Okazaki Takahiro, Nagai Shota
Rehabilitation Center, Kaga Medical Center: Ri-36 Sakumi, Kaga City, Ishikawa 922-8522, Japan.
Master's Program, Graduate School of Rehabilitation, Kinjo University, Japan.
J Phys Ther Sci. 2024 Dec;36(12):776-781. doi: 10.1589/jpts.36.776. Epub 2024 Dec 1.
[Purpose] To compare the muscle evaluation indices obtained by scanning the spastic muscles of stroke patients between the paretic and non-paretic sides using ultrasound imaging equipment, determine whether any features can be detected, and verify whether the evaluation indices that detect differences are valid for measuring the degree of spasticity. [Participants and Methods] The participants were 23 first-ever stroke patients with motor paralysis in one upper or lower limb, admitted to our hospital between 1 and 6 months after onset.
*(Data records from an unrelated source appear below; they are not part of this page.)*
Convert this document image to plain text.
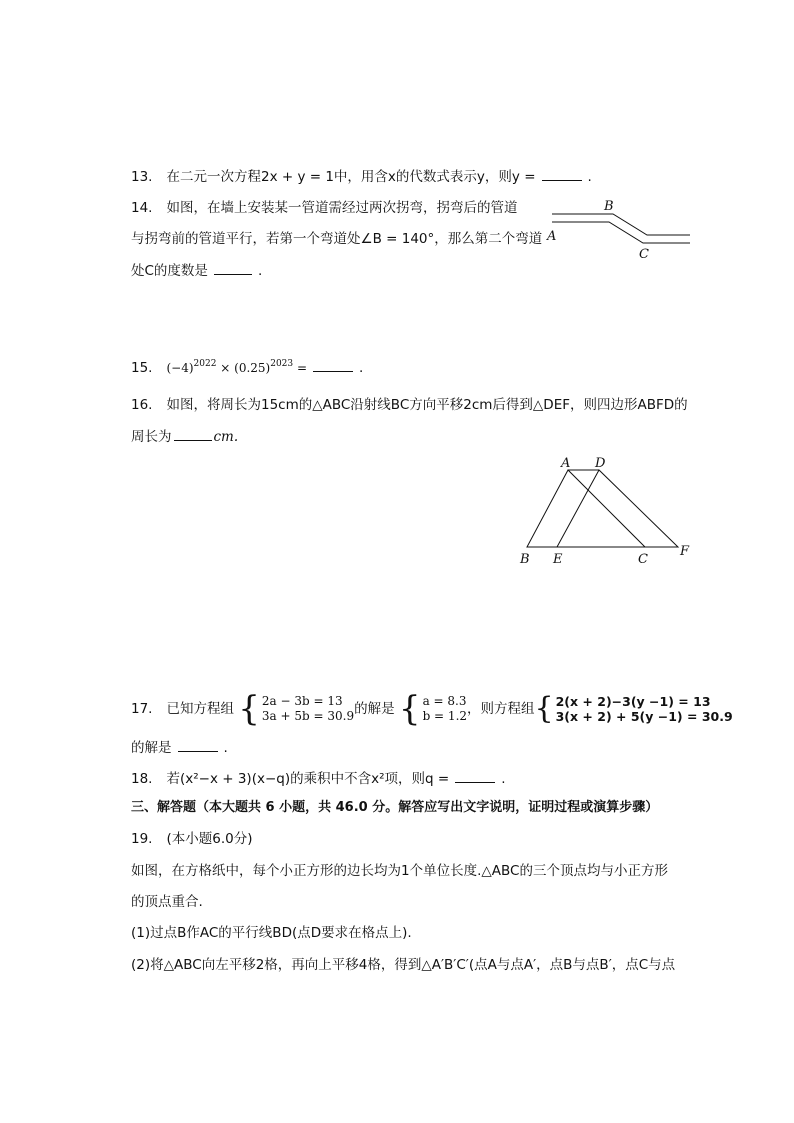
13. 在二元一次方程2x + y = 1中，用含x的代数式表示y，则y =	.
14. 如图，在墙上安装某一管道需经过两次拐弯，拐弯后的管道
与拐弯前的管道平行，若第一个弯道处∠B = 140°，那么第二个弯道
处C的度数是	.
A
B
C
15. $(-4)^{2022} \times (0.25)^{2023}$ =	.
16. 如图，将周长为15cm的△ABC沿射线BC方向平移2cm后得到△DEF，则四边形ABFD的
周长为	cm.
A D
B E	C
F
17. 已知方程组 { 2a − 3b = 13
3a + 5b = 30.9 的解是 { a = 8.3
b = 1.2 ，则方程组 { 2(x + 2)−3(y −1) = 13
3(x + 2) + 5(y −1) = 30.9
的解是	.
18. 若(x²−x + 3)(x−q)的乘积中不含x²项，则q =	.
三、解答题（本大题共 6 小题，共 46.0 分。解答应写出文字说明，证明过程或演算步骤）
19. (本小题6.0分)
如图，在方格纸中，每个小正方形的边长均为1个单位长度.△ABC的三个顶点均与小正方形
的顶点重合.
(1)过点B作AC的平行线BD(点D要求在格点上).
(2)将△ABC向左平移2格，再向上平移4格，得到△A′B′C′(点A与点A′，点B与点B′，点C与点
The biceps brachii muscle and medial head of the gastrocnemius muscle were evaluated on both sides using ultrasound imaging equipment. The muscle evaluation indices were muscle thickness, muscle echo intensity, muscle stiffness, and muscle-tendon junction displacement. Pennation angles were also measured at the medial head of the gastrocnemius muscle. [Results] Significant differences were found between the paretic and nonparetic sides in the muscle-tendon junction displacement of the biceps brachii muscle and edial head of the gastrocnemius muscle. No significant differences were found in the other muscle evaluation indices. [Conclusion] Muscle-tendon junction displacement was the only index that showed significant differences between the non-paretic and paretic sides. It showed a moderate-to-strong correlation with the Modified Ashworth Scale, suggesting its potential as an alternative evaluation index for muscle strain.
[目的] 使用超声成像设备比较对首次发生卒中且一侧上肢或下肢存在运动麻痹的患者痉挛肌肉进行双侧扫描所获得的肌肉评估指标,确定是否能检测到任何特征,并验证检测到差异的评估指标对于测量痉挛程度是否有效。[参与者与方法] 参与者为23例首次发生卒中的患者,在发病后1至6个月入院,其一侧上肢或下肢存在运动麻痹。使用超声成像设备对双侧肱二头肌和腓肠肌内侧头进行评估。肌肉评估指标包括肌肉厚度、肌肉回声强度、肌肉硬度和肌腱结合部位移。还在腓肠肌内侧头测量了羽状角。[结果] 肱二头肌和腓肠肌内侧头的肌腱结合部位移在患侧和健侧之间存在显著差异。其他肌肉评估指标未发现显著差异。[结论] 肌腱结合部位移是唯一在健侧和患侧之间显示出显著差异的指标。它与改良Ashworth量表呈中度至强相关性,表明其作为肌肉紧张度替代评估指标的潜力。